The Guardian

The Electoral Commission’s decision to refer Leave.EU donor Arron Banks to the National Crime Agency for investigation has come not a moment too soon. Since February 2017 I’ve been asking the commission to do more to investigate how Banks’s money was spent during the EU referendum and, more recently, why he has refused to disclose the source of his money to the commission and the Digital, Culture, Media and Sport select committee.

On Thursday that call was answered, with the commission’s director of political finance and regulation, Bob Posner, speaking of suspicions that “money given … came from impermissible sources” and that Banks “knowingly concealed the true circumstances under which this money was provided”. “Our investigation has unveiled evidence that suggests criminal offences have been committed,” he said.

This is much bigger than Brexit. It points to a cancer at the very heart of our democracy. The public needs to trust our democratic system, and that means we need transparency regarding where the money funding political campaigns comes from. Banks gave an astonishing amount of money – the biggest donation in British political history when you add it all up – and the public remains confused.

“So isn’t Banks just being targeted for being wealthy and successful?” one might ask. This question goes straight to the root of the problem. A number of investigative journalists, and now the commission, have questioned how Banks’s struggling businesses were the source of the donation.

But there are even bigger questions that the NCA will surely want to clarify. When Banks met the Russian ambassador in the run-up to the referendum, what business did they discuss? Why did they need to meet 11 times? Why, when Banks was first asked, did he say he met him just once, twice or three times? We know Russian business offers were made to Banks, but did he accept them? Why were Russian officials paying so much attention to a struggling British businessman? These are all questions he has failed to answer adequately. I lived in Russia for three years while working for the British Council and, given my experiences there, it has certainly been of grave concern to learn that Banks was in contact with one of the Russian officials whose visas were under review after the Salisbury attack.

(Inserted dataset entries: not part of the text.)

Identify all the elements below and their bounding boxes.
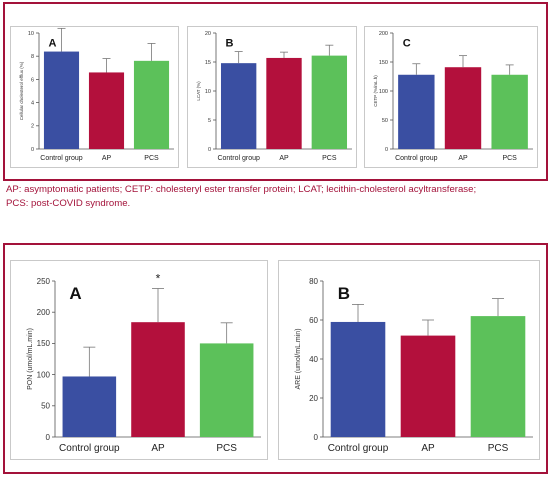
chart-pon: 0 50 100 150 200 250 PON (umol/mL.min) A Control… (10, 260, 268, 460)
bar (266, 57, 302, 149)
y-tick-label: 150 (37, 339, 51, 348)
x-tick-label: AP (421, 443, 435, 454)
chart-are: 0 20 40 60 80 ARE (umol/mL.min) B Control group… (278, 260, 540, 460)
x-tick-label: AP (151, 443, 165, 454)
figure-1-caption: AP: asymptomatic patients; CETP: cholest… (6, 183, 551, 211)
y-axis-label: ARE (umol/mL.min) (295, 328, 302, 389)
panel-label: A (48, 38, 56, 50)
x-tick-label: Control group (217, 155, 260, 162)
bar (311, 55, 348, 149)
y-tick-label: 150 (379, 60, 388, 66)
panel-label: B (338, 284, 350, 303)
y-tick-label: 100 (37, 370, 51, 379)
y-tick-label: 200 (379, 31, 388, 37)
y-tick-label: 100 (379, 89, 388, 95)
y-axis-label: LCAT (%) (196, 81, 201, 101)
y-tick-label: 15 (205, 60, 211, 66)
y-tick-label: 0 (208, 147, 211, 153)
y-tick-label: 5 (208, 118, 211, 124)
x-tick-label: Control group (328, 443, 389, 454)
chart-svg: 0 2 4 6 8 10 Cellular cholesterol efflux (%) A C… (19, 27, 174, 162)
bar (491, 74, 528, 149)
bar (133, 60, 170, 150)
x-tick-label: AP (102, 155, 112, 162)
significance-marker: * (156, 271, 161, 285)
y-tick-label: 4 (31, 101, 34, 107)
y-tick-label: 2 (31, 124, 34, 130)
chart-lcat: 0 5 10 15 20 LCAT (%) B Control group AP PCS (187, 26, 357, 168)
bar (444, 67, 482, 149)
bar (470, 316, 526, 437)
y-tick-label: 50 (382, 118, 388, 124)
x-tick-label: AP (279, 155, 289, 162)
y-axis-label: Cellular cholesterol efflux (%) (19, 61, 24, 120)
panel-label: A (69, 284, 81, 303)
y-tick-label: 20 (205, 31, 211, 37)
y-tick-label: 0 (314, 433, 319, 442)
bar (220, 63, 257, 149)
chart-svg: 0 50 100 150 200 250 PON (umol/mL.min) A Control… (27, 271, 261, 454)
bar (88, 72, 125, 149)
y-tick-label: 40 (309, 355, 318, 364)
x-tick-label: PCS (144, 155, 159, 162)
x-tick-label: PCS (216, 443, 237, 454)
y-tick-label: 20 (309, 394, 318, 403)
chart-cetp: 0 50 100 150 200 CETP (%/mL.h) C Control group A… (364, 26, 538, 168)
y-tick-label: 50 (41, 402, 50, 411)
bar (400, 335, 456, 437)
chart-efflux: 0 2 4 6 8 10 Cellular cholesterol efflux (%) A C… (10, 26, 179, 168)
y-tick-label: 10 (28, 31, 34, 37)
caption-line: PCS: post-COVID syndrome. (6, 198, 131, 209)
y-tick-label: 60 (309, 316, 318, 325)
y-tick-label: 200 (37, 308, 51, 317)
y-tick-label: 250 (37, 277, 51, 286)
y-axis-label: CETP (%/mL.h) (373, 75, 378, 107)
x-tick-label: AP (458, 155, 468, 162)
y-axis-label: PON (umol/mL.min) (27, 328, 34, 390)
bar (330, 321, 386, 437)
y-tick-label: 0 (385, 147, 388, 153)
bar (199, 343, 254, 437)
caption-line: AP: asymptomatic patients; CETP: cholest… (6, 184, 477, 195)
x-tick-label: PCS (502, 155, 517, 162)
bar (43, 51, 80, 149)
chart-svg: 0 20 40 60 80 ARE (umol/mL.min) B Control group… (295, 277, 533, 454)
x-tick-label: Control group (395, 155, 438, 162)
panel-label: B (226, 38, 234, 50)
bar (62, 376, 117, 437)
bar (131, 322, 185, 437)
x-tick-label: Control group (59, 443, 120, 454)
bar (398, 74, 435, 149)
y-tick-label: 80 (309, 277, 318, 286)
y-tick-label: 0 (31, 147, 34, 153)
chart-svg: 0 5 10 15 20 LCAT (%) B Control group AP PCS (196, 31, 352, 162)
y-tick-label: 8 (31, 54, 34, 60)
chart-svg: 0 50 100 150 200 CETP (%/mL.h) C Control group A… (373, 31, 533, 162)
x-tick-label: PCS (488, 443, 509, 454)
panel-label: C (403, 38, 411, 50)
x-tick-label: PCS (322, 155, 337, 162)
y-tick-label: 0 (46, 433, 51, 442)
y-tick-label: 10 (205, 89, 211, 95)
y-tick-label: 6 (31, 77, 34, 83)
x-tick-label: Control group (40, 155, 83, 162)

But clearly these questions go far beyond Banks, Brexit and Britain. A recent report by the Atlantic Council – Democracy in the Crosshairs: How Political Money Laundering Threatens the Democratic Process – included three case studies of opaque political funding: Banks, the German far-right party Alternative für Deutschland and the staggering number of small donations received by Donald Trump’s campaign. It is notable that 59% of the $624m in donations Trump received were smaller than $200 – either evidence of staggering success in generating grassroots support or evidence of financial wrongdoing on a grand scale.

But we must look forward not back. The Brexit vote is over, so the big question for me and other British politicians is about how we can restore trust and safeguard our democracy.

The starting point is to give the commission – an analogue regulator in a digital age – some real teeth. Working with the organisation Fair Vote we have come up with a number of outline proposals that require urgent discussion and consultation, and may require new legislation.

First, the commission works best as a regulator and policy body, so let’s transfer its investigative and prosecutorial powers to the police, to whom suspected electoral offences can be referred. There should be unlimited fines for electoral offences, rather than a maximum of £20,000, which is an insufficient deterrent.

Second, campaigns should be made to report spending online. We have a precedent for this with the Independent Parliamentary Standards Authority, which tracks MPs’ spending. This would make it easier for campaigns to track their spending and bring more transparency into elections.

Third, let’s end financial transfers from a referendum’s designated campaign. Current rules allow the designated campaign to give up to £700,000 to groups as long as they do not coordinate their work, but it is surely unreasonable to think gifts of this size are entirely without expectation?

Fourth, we should regulate paid political digital advertising in the election period with a digital bill of rights for democracy.

The sooner we find a cure for this cancer the better. The soul of our democracy is caught in the crosshairs and it is time for politicians to take action.